37.1 mi / 11.6 mph / 929 ft. climbing
Home: Dora Patricia’s Airbnb
We were up at 5:30am, not because the day was expected to be particularly long or challenging, but because we had the opportunity to keep ahead of things on this 5-day push. At our AirBNB just a couple blocks from the ocean it was again foggy enough for water to be dripping off the rooftop when we rolled out at 8:06am.
As expected, it turned out to be our easiest ride in Chile so far, evidenced by our double-digit average speed, the first time we’ve achieved that in seven attempts. The beach weekenders from yesterday had either all gone home by this Monday morning, or we quickly progressed far enough south to reach a less-touristy (and less-close-to-the-water) stretch of the coastal highway. Probably a combination of the two, it made for a comfortably-quiet road that was mostly flat, with the exception of two 250-foot up-and-down spikes to get over. A rare stretch of the Chilean coastline where the mountain wrinkles don’t reach all the way to the water.










We got into Constitución fast enough that we were able to save our packed lunches for the next day, and go to a restaurant instead. Rett independently found a place on Google Maps, but then was frustrated that she hadn’t understood how far from our AirBNB it was; I had no problem with seeing more of the city, and thought it was great how she’d found a place without my help, though the bumpy stone-embedded concrete streets and one-way street grid were a bit annoying. When we reached the dot on the map, it was a little surprising to see that it was just a “restaurant” attached to a minimarket, but then it was even more surprising to find a big banquet-hall-type room hiding behind the doors.
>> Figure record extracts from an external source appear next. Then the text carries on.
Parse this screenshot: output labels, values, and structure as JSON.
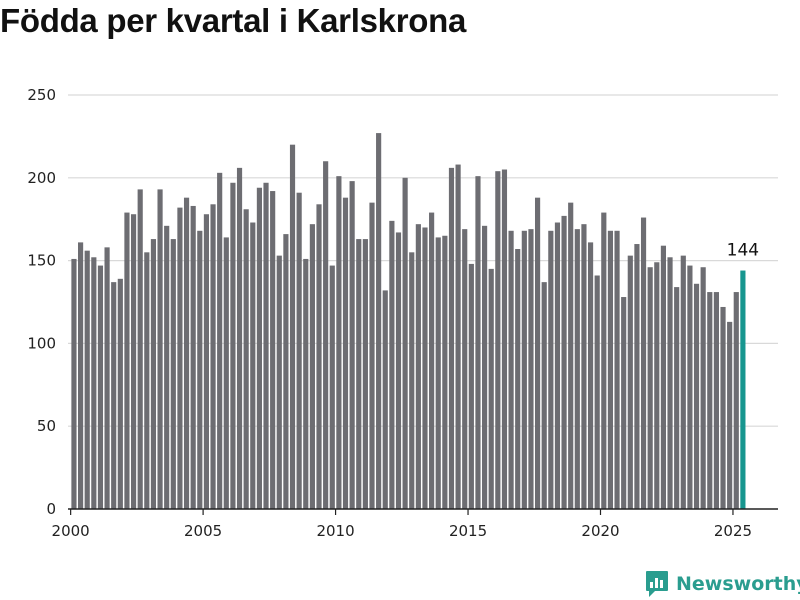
{
  "title": "Födda per kvartal i Karlskrona",
  "branding": {
    "name": "Newsworthy",
    "color": "#2a9d8f"
  },
  "colors": {
    "bar": "#6d6d72",
    "highlight": "#17968f",
    "grid": "#d9d9d9",
    "axis": "#222222"
  },
  "chart_data": {
    "type": "bar",
    "title": "Födda per kvartal i Karlskrona",
    "xlabel": "",
    "ylabel": "",
    "ylim": [
      0,
      250
    ],
    "xlim": [
      1999.9,
      2026.7
    ],
    "yticks": [
      0,
      50,
      100,
      150,
      200,
      250
    ],
    "xticks": [
      2000,
      2005,
      2010,
      2015,
      2020,
      2025
    ],
    "grid": true,
    "start": {
      "year": 2000,
      "quarter": 1
    },
    "values": [
      151,
      161,
      156,
      152,
      147,
      158,
      137,
      139,
      179,
      178,
      193,
      155,
      163,
      193,
      171,
      163,
      182,
      188,
      183,
      168,
      178,
      184,
      203,
      164,
      197,
      206,
      181,
      173,
      194,
      197,
      192,
      153,
      166,
      220,
      191,
      151,
      172,
      184,
      210,
      147,
      201,
      188,
      198,
      163,
      163,
      185,
      227,
      132,
      174,
      167,
      200,
      155,
      172,
      170,
      179,
      164,
      165,
      206,
      208,
      169,
      148,
      201,
      171,
      145,
      204,
      205,
      168,
      157,
      168,
      169,
      188,
      137,
      168,
      173,
      177,
      185,
      169,
      172,
      161,
      141,
      179,
      168,
      168,
      128,
      153,
      160,
      176,
      146,
      149,
      159,
      152,
      134,
      153,
      147,
      136,
      146,
      131,
      131,
      122,
      113,
      131,
      144
    ],
    "highlight_last": true,
    "last_label": "144"
  }
}
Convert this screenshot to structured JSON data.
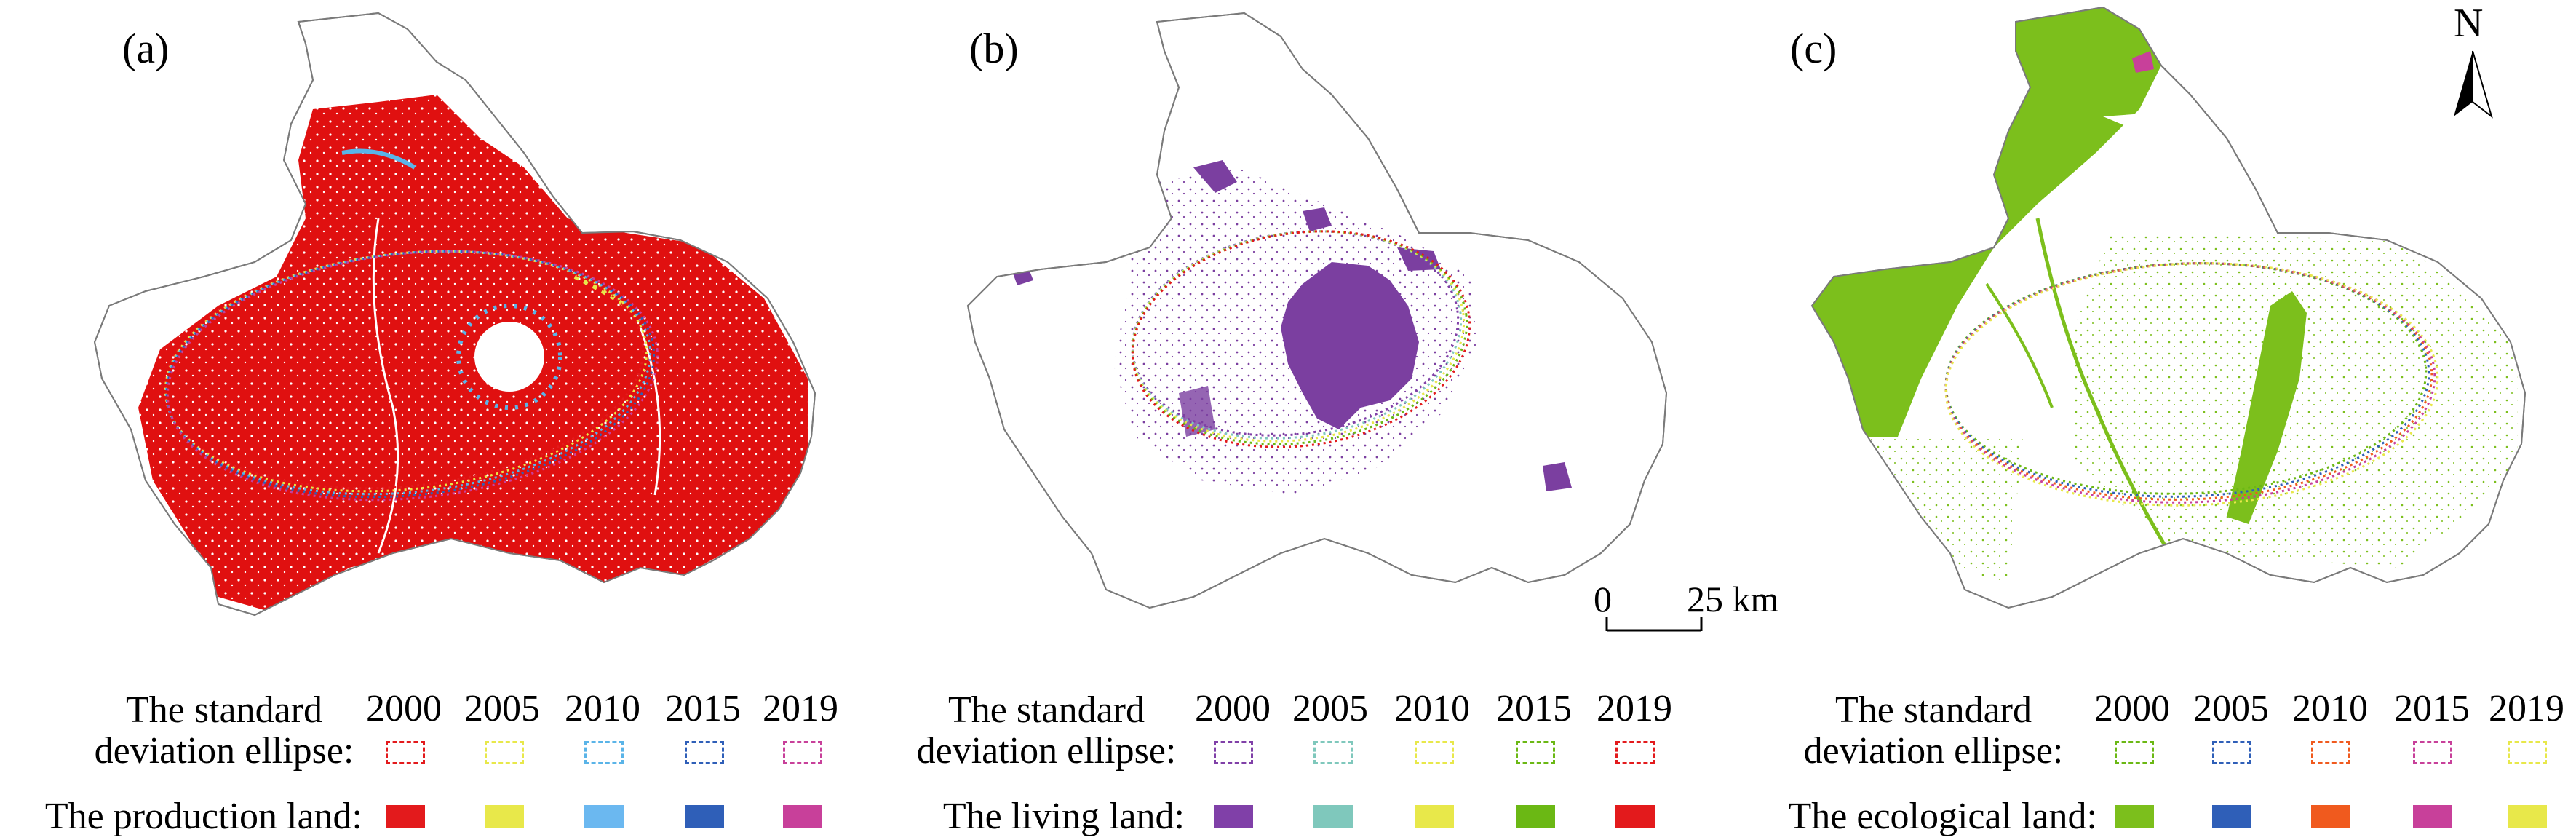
{
  "north_arrow": {
    "label": "N"
  },
  "scale_bar": {
    "start": "0",
    "end": "25 km"
  },
  "years": [
    "2000",
    "2005",
    "2010",
    "2015",
    "2019"
  ],
  "panels": [
    {
      "label": "(a)",
      "legend_ellipse_label": "deviation ellipse:",
      "legend_title_line1": "The standard",
      "legend_land_label": "The production land:",
      "ellipse_colors": [
        "#e31a1c",
        "#e8e84a",
        "#5ab4e8",
        "#2f5fb8",
        "#c8409a"
      ],
      "land_colors": [
        "#e31a1c",
        "#e8e84a",
        "#6bb8f0",
        "#2f5fb8",
        "#c8409a"
      ],
      "main_fill": "#e01010"
    },
    {
      "label": "(b)",
      "legend_ellipse_label": "deviation ellipse:",
      "legend_title_line1": "The standard",
      "legend_land_label": "The living land:",
      "ellipse_colors": [
        "#8040a8",
        "#7fc8bc",
        "#e8e84a",
        "#6bb814",
        "#e31a1c"
      ],
      "land_colors": [
        "#8040a8",
        "#7fc8bc",
        "#e8e84a",
        "#6bb814",
        "#e31a1c"
      ],
      "main_fill": "#7b3fa0"
    },
    {
      "label": "(c)",
      "legend_ellipse_label": "deviation ellipse:",
      "legend_title_line1": "The standard",
      "legend_land_label": "The ecological land:",
      "ellipse_colors": [
        "#6bb814",
        "#2f5fb8",
        "#f05a1e",
        "#c8409a",
        "#e8e84a"
      ],
      "land_colors": [
        "#7cbf1c",
        "#2f5fb8",
        "#f05a1e",
        "#c8409a",
        "#e8e84a"
      ],
      "main_fill": "#7cbf1c"
    }
  ]
}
It was all decorated for a quinceañera and otherwise empty, so we weren’t even sure if they were “open”, but they were, and they were serving a “menu of the day”! I hadn’t even known that this economical option, common in Peru, was a thing in Chile. We both got a dish of noodles with some sort of stewed meat (not far from my mom’s “Hungarian Goulash”), and for our first actual “Chilean” food, found it flavorful (contrary to its reputation). We also got salad, bread, and for dessert, nectarines!
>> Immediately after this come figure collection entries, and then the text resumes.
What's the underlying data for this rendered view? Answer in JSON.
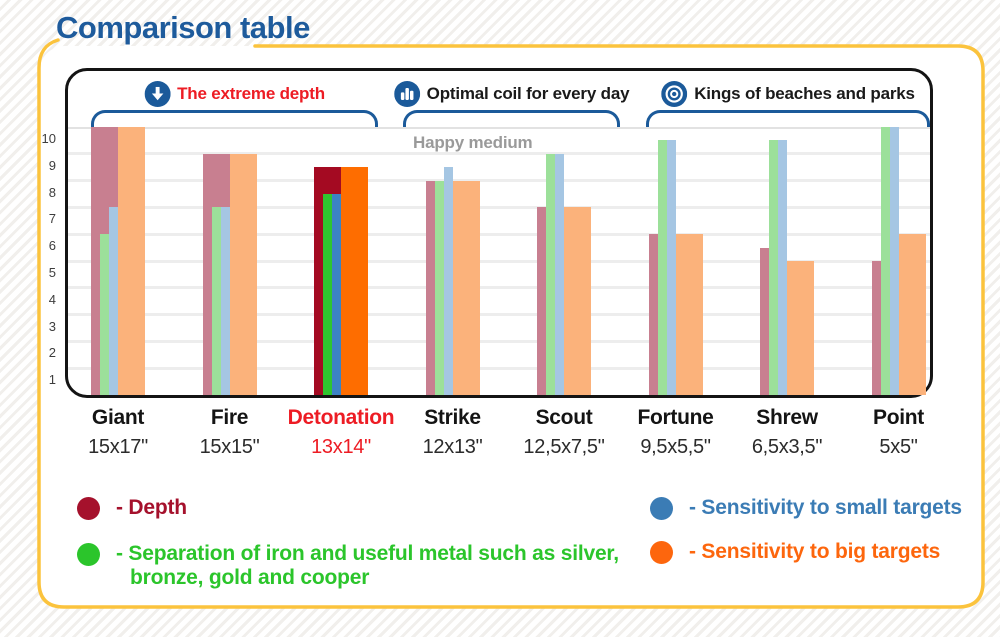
{
  "title": "Comparison table",
  "sections": [
    {
      "label": "The extreme depth",
      "icon": "arrow-down-icon",
      "color": "#ed1c24"
    },
    {
      "label": "Optimal coil for every day",
      "icon": "bar-chart-icon",
      "color": "#1a1a1a"
    },
    {
      "label": "Kings of beaches and parks",
      "icon": "target-icon",
      "color": "#1a1a1a"
    }
  ],
  "annotation": "Happy medium",
  "chart_data": {
    "type": "bar",
    "title": "Comparison table",
    "categories": [
      "Giant",
      "Fire",
      "Detonation",
      "Strike",
      "Scout",
      "Fortune",
      "Shrew",
      "Point"
    ],
    "category_sizes": [
      "15x17\"",
      "15x15\"",
      "13x14\"",
      "12x13\"",
      "12,5x7,5\"",
      "9,5x5,5\"",
      "6,5x3,5\"",
      "5x5\""
    ],
    "highlighted_category": "Detonation",
    "ylim": [
      0,
      10
    ],
    "yticks": [
      1,
      2,
      3,
      4,
      5,
      6,
      7,
      8,
      9,
      10
    ],
    "grid": true,
    "legend_position": "bottom",
    "series": [
      {
        "key": "depth",
        "name": "Depth",
        "values": [
          10,
          9,
          8.5,
          8,
          7,
          6,
          5.5,
          5
        ],
        "color_muted": "#c87f90",
        "color_highlight": "#a40a22"
      },
      {
        "key": "separation",
        "name": "Separation of iron and useful metal",
        "values": [
          6,
          7,
          7.5,
          8,
          9,
          9.5,
          9.5,
          10
        ],
        "color_muted": "#9ce09a",
        "color_highlight": "#2fc52f"
      },
      {
        "key": "small",
        "name": "Sensitivity to small targets",
        "values": [
          7,
          7,
          7.5,
          8.5,
          9,
          9.5,
          9.5,
          10
        ],
        "color_muted": "#a5c6e3",
        "color_highlight": "#3c82c4"
      },
      {
        "key": "big",
        "name": "Sensitivity to big targets",
        "values": [
          10,
          9,
          8.5,
          8,
          7,
          6,
          5,
          6
        ],
        "color_muted": "#fbb27b",
        "color_highlight": "#fe6d00"
      }
    ]
  },
  "legend": {
    "items": [
      {
        "label": "- Depth",
        "color": "#a5112c"
      },
      {
        "label": "- Separation of iron and useful metal such as silver, bronze, gold and cooper",
        "color": "#2bc52b"
      },
      {
        "label": "- Sensitivity to small targets",
        "color": "#3b7cb5"
      },
      {
        "label": "- Sensitivity to big targets",
        "color": "#fd660d"
      }
    ]
  },
  "colors": {
    "card_border": "#fbc33d",
    "frame_border": "#141414",
    "bracket_blue": "#1b5a9a",
    "title_blue": "#1e5b9c",
    "highlight_text": "#ed1c24"
  }
}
We got more money-saving help at the Unimarc grocery store, where the woman managing the automatic checkout keyed in the store’s code to save us $3 (a bunch of “6”s; I wonder if 867-5309 works in Chile…?)
Finally reaching our AirBNB, we found our backyard accessory dwelling to be very welcoming (if not the word’s cleanest). It included a small gift (which we couldn’t take with us), fresh fruit, candies, towels (seemingly a rarity), bath products, a host of kitchen accessories, and even a Bluetooth speaker!
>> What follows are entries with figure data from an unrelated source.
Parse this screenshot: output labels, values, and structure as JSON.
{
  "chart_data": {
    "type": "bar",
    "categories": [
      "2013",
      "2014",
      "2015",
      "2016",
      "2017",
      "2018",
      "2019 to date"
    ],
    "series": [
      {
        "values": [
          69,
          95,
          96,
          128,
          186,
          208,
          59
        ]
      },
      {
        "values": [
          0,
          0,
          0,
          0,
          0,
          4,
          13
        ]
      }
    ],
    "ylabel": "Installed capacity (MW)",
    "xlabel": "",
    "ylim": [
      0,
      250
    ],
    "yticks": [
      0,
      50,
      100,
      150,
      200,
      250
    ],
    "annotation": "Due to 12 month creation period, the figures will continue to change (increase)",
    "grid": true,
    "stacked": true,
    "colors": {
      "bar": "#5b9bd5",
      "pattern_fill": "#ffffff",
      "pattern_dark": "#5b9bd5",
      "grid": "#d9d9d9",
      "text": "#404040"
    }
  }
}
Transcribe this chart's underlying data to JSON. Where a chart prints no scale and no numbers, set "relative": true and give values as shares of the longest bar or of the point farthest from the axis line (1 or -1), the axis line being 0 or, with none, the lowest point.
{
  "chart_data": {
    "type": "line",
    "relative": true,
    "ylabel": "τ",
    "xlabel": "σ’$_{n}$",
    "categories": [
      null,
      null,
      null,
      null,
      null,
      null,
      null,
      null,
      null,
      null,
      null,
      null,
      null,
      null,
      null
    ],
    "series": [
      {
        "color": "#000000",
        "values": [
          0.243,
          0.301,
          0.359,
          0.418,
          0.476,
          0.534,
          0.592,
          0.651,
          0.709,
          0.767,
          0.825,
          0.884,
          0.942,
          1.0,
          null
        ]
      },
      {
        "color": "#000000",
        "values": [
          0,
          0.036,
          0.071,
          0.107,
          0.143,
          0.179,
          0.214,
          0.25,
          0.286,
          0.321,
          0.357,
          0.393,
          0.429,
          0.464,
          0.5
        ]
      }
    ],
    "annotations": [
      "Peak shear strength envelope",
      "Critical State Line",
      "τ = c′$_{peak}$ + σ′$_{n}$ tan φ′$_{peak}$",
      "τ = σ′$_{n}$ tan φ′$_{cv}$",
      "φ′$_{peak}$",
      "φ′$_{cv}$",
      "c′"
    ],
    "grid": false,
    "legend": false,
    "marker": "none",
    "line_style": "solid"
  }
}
With seven days of riding now under our belt in Chile, we had some experience with the route and ourselves that could inform us about our push to Christmas in Puerto Montt. We felt like we were doing pretty well, and with favorable weather behind and ahead of us, it even opened the possibility of briefly sliding over into Argentina on our way south.
Our 90-day entry to Chile runs out on February 7th. We plan to start riding Chile’s Route 7 (aka, the “Carretera Austral”) on January 2nd, and at the southern end, cross into Argentina. We might be able to do it in those five weeks, but it would be much more enjoyable if we could relax, take time off for bad weather, and not worry about a deadline. Apparently one way to accomplish that would be to fill out some online forms, pay US$100, and get a 90-day extension. But what if we end up leaving before the original 90 days are up? Does the 180-day clock remain ticking, awaiting our return? Who knows!
Another option is to leave Chile and then return, since all reports say that Chile’s de-facto practice is to give a fresh 90 days on every re-entry. Sliding into Argentina on our way to Puerto Montt would actually remove some uncertainty, save us a couple hundred bucks, and most-importantly, allow us to pass through one of the most-scenic sections of Argentina. The downside is that it’s obviously longer than the direct route to Puerto Montt, and thus would keep the cycling pressure high for the next 26 days. If we just took the direct route, we could relax immediately, including with a longer Thanksgiving break in a few days.
After discussing our options, Rett is on-board with keeping the pressure on for the time-being, trying to get to our true decision-point of Villarica as soon as possible, at which point we will re-assess (has weather or injury slowed us down?) and then make the final decision.